Warriors coach Steve Kerr wouldn’t commit to whether he would have run the fullblown triangle offense if he had taken the Knicks job and not left Phil Jackson at the altar.
Kerr does not run the triangle with the Warriors, but rather a hybrid offense that incorporates Mike D’Antoni’s speedball, Gregg Popovich’s Spurs’ flow offense and a slice of the triangle.
Knicks coach Derek Fisher has committed fully to the triangle. The result is the Knicks fell to 10-41 after Saturday night’s 106-92 loss to the Warriors, while Golden State improved to 40-9.
“My sense was, I was going to coach — we didn’t get into specifics [on a system],’’ Kerr said before the game. “I think as a coach you have to adapt to your personnel. You have to have the available talent to able to run anything that’s effective. Once you do, you have to pick out what’s going to be effective with that particular talent.’’

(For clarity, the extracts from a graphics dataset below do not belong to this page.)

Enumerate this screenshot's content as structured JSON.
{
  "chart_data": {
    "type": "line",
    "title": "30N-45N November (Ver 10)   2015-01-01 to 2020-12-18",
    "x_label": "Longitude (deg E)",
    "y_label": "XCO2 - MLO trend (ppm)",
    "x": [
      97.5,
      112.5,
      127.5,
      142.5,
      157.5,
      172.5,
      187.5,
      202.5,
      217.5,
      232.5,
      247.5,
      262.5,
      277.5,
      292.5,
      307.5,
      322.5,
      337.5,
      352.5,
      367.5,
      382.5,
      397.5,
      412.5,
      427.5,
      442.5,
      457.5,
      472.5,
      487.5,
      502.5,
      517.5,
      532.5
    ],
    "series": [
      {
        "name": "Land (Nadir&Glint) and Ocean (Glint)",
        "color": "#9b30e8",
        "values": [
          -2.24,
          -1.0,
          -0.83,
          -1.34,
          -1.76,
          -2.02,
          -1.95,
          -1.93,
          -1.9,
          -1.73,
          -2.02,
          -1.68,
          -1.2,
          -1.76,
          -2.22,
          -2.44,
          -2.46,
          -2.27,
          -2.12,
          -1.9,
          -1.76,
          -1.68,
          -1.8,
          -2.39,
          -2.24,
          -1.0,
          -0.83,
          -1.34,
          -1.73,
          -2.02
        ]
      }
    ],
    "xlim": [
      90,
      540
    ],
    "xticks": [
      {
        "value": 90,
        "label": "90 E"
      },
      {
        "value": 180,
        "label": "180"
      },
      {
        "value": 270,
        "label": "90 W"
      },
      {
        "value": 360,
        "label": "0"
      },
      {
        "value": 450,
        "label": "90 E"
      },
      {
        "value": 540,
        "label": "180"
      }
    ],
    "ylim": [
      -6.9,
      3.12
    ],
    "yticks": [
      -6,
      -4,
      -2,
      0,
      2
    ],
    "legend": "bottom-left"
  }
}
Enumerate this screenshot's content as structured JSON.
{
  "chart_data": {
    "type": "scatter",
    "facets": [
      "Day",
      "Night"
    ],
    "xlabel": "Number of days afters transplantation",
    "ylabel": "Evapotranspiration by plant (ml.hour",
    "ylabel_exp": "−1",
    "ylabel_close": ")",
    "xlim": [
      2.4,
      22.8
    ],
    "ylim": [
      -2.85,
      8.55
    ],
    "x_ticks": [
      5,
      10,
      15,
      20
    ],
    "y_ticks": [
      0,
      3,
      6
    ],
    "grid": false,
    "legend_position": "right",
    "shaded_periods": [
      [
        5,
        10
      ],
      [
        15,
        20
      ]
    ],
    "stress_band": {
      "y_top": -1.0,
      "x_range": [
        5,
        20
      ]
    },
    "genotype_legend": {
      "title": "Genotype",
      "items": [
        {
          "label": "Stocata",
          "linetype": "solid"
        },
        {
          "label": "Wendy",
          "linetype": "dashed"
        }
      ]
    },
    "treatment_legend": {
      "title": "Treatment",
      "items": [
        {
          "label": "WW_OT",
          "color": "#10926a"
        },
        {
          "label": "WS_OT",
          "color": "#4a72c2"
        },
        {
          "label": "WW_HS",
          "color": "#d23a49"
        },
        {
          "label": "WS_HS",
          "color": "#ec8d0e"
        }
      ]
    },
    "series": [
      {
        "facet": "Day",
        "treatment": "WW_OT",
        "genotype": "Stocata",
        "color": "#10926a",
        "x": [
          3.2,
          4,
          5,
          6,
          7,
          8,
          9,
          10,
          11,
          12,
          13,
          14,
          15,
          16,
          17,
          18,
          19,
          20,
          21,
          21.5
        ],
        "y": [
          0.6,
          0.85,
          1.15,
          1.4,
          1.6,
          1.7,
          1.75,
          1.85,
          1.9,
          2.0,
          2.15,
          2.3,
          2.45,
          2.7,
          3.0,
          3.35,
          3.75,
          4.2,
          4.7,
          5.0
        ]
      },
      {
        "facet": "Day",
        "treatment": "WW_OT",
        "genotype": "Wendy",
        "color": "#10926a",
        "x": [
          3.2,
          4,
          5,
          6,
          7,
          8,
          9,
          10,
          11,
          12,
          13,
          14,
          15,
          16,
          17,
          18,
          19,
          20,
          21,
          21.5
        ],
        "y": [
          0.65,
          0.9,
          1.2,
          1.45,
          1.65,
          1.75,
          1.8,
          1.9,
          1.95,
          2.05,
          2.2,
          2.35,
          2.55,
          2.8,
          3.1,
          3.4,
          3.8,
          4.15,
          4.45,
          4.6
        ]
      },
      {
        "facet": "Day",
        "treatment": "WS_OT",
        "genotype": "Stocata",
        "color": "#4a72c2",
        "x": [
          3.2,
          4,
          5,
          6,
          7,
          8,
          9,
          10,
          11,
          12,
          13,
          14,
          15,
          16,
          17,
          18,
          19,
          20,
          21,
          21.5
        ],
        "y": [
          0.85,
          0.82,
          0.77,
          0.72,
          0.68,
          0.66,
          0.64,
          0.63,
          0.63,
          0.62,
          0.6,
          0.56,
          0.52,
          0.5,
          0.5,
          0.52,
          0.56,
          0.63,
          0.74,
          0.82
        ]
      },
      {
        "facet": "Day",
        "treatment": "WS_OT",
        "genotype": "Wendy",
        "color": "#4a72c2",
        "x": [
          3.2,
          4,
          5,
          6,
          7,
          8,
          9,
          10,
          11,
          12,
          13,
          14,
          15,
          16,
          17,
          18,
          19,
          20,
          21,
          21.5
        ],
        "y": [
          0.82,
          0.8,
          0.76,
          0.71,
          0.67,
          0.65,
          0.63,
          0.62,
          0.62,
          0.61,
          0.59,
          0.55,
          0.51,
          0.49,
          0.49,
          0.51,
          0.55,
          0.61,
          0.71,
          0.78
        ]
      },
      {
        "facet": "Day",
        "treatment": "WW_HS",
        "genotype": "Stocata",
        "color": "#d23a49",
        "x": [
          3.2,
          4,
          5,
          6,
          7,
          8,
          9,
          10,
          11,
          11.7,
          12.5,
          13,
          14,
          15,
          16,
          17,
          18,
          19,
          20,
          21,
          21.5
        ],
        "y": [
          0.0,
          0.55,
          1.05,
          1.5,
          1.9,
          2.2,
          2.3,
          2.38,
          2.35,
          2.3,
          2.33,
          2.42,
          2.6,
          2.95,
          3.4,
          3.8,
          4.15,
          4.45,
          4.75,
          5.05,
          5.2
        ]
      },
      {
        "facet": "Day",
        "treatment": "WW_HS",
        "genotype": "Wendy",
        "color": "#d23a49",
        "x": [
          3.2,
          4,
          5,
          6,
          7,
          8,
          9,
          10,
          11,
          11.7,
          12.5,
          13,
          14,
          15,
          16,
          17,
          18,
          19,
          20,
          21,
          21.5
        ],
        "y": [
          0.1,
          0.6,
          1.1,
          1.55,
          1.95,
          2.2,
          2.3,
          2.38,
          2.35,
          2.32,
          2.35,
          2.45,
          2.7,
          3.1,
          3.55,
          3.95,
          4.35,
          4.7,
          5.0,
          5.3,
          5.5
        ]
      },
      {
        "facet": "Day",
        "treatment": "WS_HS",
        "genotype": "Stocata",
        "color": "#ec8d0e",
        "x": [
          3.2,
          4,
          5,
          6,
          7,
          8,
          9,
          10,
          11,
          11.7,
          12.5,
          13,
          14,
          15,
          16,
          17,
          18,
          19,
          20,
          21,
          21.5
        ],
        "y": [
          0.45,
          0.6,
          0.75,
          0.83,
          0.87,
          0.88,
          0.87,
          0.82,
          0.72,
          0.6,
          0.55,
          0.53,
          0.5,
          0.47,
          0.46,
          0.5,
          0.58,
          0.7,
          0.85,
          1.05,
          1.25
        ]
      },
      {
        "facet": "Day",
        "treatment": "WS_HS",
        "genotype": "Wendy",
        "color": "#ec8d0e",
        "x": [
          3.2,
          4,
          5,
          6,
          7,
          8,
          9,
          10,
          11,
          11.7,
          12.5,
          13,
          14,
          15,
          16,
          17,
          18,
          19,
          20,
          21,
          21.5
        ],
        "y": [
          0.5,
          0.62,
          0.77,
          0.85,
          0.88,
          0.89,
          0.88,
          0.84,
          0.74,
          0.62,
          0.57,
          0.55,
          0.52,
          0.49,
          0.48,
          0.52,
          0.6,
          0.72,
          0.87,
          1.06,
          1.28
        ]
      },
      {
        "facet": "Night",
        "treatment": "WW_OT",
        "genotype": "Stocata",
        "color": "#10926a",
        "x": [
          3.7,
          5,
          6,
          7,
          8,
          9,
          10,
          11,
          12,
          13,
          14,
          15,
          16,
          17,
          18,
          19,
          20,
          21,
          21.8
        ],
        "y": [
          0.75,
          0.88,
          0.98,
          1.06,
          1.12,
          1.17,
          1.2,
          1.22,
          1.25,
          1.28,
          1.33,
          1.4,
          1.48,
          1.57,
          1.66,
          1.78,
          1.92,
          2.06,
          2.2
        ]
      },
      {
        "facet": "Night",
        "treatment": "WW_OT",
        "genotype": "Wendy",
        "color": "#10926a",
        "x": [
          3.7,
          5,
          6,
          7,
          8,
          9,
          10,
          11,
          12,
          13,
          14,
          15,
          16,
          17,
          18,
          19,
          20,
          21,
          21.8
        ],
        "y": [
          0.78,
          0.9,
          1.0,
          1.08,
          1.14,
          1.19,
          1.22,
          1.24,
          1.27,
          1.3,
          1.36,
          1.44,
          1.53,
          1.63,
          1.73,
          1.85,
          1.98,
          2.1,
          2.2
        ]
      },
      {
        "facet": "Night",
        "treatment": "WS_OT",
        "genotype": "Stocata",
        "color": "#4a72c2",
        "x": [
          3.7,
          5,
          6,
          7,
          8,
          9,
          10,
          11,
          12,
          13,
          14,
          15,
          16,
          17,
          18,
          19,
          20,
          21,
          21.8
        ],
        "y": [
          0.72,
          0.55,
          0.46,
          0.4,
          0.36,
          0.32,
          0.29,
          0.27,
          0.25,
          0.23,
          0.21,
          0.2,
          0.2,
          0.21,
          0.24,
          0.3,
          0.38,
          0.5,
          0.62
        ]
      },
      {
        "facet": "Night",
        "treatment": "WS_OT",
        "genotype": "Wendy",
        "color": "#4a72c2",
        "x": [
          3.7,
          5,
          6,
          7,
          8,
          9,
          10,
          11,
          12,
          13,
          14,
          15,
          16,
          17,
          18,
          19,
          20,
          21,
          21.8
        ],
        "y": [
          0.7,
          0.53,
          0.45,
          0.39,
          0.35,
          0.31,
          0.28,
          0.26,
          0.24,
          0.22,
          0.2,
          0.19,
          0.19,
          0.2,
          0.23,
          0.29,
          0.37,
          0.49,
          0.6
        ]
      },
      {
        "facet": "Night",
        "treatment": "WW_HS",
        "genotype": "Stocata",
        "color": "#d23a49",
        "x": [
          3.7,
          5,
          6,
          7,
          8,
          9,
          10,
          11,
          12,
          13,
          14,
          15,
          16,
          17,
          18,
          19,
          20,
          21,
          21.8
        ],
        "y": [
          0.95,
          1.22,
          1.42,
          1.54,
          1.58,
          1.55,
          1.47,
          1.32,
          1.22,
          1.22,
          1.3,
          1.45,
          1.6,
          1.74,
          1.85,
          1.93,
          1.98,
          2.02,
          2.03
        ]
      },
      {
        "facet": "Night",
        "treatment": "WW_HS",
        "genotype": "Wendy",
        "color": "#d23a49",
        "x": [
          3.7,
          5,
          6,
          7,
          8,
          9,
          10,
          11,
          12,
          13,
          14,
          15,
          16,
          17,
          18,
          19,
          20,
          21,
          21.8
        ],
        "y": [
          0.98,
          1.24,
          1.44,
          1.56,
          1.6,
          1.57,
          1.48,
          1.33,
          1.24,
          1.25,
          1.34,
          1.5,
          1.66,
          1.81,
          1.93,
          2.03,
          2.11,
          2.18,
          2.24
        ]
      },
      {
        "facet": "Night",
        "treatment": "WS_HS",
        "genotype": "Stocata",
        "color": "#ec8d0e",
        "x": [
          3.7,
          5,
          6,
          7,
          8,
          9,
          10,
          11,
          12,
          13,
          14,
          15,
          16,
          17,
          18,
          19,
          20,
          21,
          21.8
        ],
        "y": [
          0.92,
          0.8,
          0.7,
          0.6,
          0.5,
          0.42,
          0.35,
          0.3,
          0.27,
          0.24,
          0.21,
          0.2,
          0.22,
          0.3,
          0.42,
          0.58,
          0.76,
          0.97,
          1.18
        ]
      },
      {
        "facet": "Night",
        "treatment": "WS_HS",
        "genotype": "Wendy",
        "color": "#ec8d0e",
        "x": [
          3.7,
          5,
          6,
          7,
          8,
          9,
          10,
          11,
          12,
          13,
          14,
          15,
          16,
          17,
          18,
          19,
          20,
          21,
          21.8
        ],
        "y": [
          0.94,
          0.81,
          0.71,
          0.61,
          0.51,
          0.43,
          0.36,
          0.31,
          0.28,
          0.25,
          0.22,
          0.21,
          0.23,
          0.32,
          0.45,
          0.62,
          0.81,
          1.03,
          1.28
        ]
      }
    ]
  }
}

Kerr said it was not “awkward’’ to coach at the Garden — he heard only a smattering of boos during pregame introductions — but he admitted it was hard to say no to Jackson, crediting him for a lot of the success in his career.
“It was difficult,’’ Kerr said, “because I’m very close to him. I feel I’m indebted to him for much of what transpired in my career. Everything that happened in Chicago led to San Antonio which led to TNT which led to Phoenix and here. It’s all because of the Chicago experience, all because of Phil I even got to Chicago in the first place. From that perspective, it was difficult.
“But on other side of things, personal, family side, it was a lot easier to stay close to home and literally two miles from my daughter who goes to Berkeley, and I got a team with a lot of talent and a lot of great guys. It was a good choice.
“I felt more comfortable going to Golden State. It was a better situation.’’
Kerr said he hasn’t watched one moment of a Knicks game until earlier Saturday, when he watched tapes of the first half of the Knicks-Nets game Friday. He said he emails with Jackson occasionally.
“Obviously this is a work in progress,’’ Kerr said. “It’s going to take some time. [Phil] knew that when he took the job.’’
Fisher was Jackson’s second choice — actually third, but Brian Shaw was under contract in Denver — and became a triangle devotee.
The Knicks coach has long been tired of the scrutiny the offense is under and took a shot at the media.
“Way too much is being made out of what shape the offense we’re running is,’’ Fisher said. “I think it’s easy copy, it’s easy work to be able to throw that up there on the front page and say that’s why we’re not winning games, when that’s patently ridiculous in my opinion. There’s a lot more that goes into winning than what type of offense you run.
“At some point if you’d like, we’ll set up a video conference and I’ll stop the tape 100 times and show you how Kobe Bryant was nowhere near the tip of a triangle, he was Kobe Bryant. So I think what we’re trying to do is provide our players with a format of playing offense that involves all five people. What shape that is, how often we’re in it. That’s not really what it comes down to.’’
Kerr didn’t want to discuss his three-week dalliance with the Knicks, who originally offered him a three-year deal. The Warriors entered the fray after the Knicks lowballed him, with then-agent Mike Tannenbaum encouraging the competition. Jackson said Kerr made a “verbal commitment’’ and Kerr didn’t dispute the claim at the time.
“Didn’t we go through this already at some point? I know we did,’’ Kerr said. “I don’t really care to go into any detail. I spoke of it at the time.’’
David Lee got a rousing ovation when he checked into the game. He’s a free agent in 2016 and still spends part of the summer in New York. All-purpose forward Draymond Green is the key 2015 free-agent piece, but he has gone from unsung to talk of him getting a max.